US author John Steinbeck won the 1962 Nobel Literature Prize by default, a Swedish daily reported Thursday, as the award committee felt there was no front-runner in a problematic pool of candidates.
Also short-listed for the award were French playwright Jean Anouilh, Danish author Karen Blixen, British author Lawrence Durrell and English poet Robert Graves, the Svenska Dagbladet daily said.
Previously classified documents from the Swedish Academy's four-member Nobel Committee, which drafted the preliminary list of candidates, showed that the committee had settled for Steinbeck - whose works included Of Mice and Men (1937) and The Grapes of Wrath (1939) - but members had reservations.
The other contenders were however considered to be weaker. Blixen, who wrote among other novels Out of Africa (1937), was dropped after she died in September. The 1960 award to French poet Saint-John Perse weakened Anouilh's chances.

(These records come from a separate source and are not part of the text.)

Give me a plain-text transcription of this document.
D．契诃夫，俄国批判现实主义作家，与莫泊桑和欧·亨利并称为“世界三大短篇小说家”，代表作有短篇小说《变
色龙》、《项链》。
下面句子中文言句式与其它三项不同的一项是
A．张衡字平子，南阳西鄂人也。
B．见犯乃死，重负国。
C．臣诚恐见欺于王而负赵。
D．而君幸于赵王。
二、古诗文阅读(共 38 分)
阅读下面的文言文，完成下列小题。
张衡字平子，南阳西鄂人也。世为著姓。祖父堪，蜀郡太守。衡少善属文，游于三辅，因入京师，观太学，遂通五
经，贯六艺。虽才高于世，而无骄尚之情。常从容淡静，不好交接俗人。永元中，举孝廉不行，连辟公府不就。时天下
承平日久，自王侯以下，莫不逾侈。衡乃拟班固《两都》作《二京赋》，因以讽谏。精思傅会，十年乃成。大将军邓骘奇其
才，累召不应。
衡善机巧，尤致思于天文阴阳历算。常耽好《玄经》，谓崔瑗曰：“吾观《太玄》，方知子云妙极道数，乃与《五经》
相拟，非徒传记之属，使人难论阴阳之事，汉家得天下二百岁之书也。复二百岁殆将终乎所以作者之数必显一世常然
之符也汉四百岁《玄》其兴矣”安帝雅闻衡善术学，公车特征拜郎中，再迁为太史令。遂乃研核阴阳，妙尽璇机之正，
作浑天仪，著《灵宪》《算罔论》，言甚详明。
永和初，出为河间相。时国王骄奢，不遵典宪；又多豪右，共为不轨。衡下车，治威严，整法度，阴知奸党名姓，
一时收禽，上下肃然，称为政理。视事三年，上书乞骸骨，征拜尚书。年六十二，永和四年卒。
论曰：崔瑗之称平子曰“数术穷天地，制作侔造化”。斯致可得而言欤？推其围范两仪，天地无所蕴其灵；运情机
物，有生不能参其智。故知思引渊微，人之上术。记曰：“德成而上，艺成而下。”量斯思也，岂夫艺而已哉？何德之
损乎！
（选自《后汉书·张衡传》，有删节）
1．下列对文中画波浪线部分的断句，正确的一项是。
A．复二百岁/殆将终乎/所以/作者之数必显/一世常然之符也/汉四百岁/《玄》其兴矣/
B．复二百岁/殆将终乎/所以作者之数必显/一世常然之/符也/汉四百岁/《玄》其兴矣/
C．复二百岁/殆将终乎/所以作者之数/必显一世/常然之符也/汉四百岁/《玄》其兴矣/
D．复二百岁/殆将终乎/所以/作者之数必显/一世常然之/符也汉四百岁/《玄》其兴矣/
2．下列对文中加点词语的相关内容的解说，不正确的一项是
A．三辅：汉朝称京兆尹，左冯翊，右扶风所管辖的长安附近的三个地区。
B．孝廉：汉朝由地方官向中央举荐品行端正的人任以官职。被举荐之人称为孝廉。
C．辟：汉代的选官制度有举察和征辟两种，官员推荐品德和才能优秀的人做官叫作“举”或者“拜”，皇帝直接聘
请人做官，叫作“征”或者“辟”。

Graves was regarded mainly as a poet even though he also wrote historic novels. His poetry did not match that of US modernist poet Ezra Pound. However, Pound's support for fascism ruled him out as a candidate, committee member Henry Olsson said in his comments.
The academy's permanent secretary Anders Osterling wrote that he favoured Steinbeck over Graves since the American author "appears to have a greater chance of gaining support without objections."
Literary critics at the time - both in Sweden and the United States - questioned the decision, arguing that Steinbeck's recent works had not reached his early achievements, and the author himself was taken by surprise.
The Swedish Academy that selects the literature laureate applies a 50-year seal on documents relating to its Nobel prize decisions.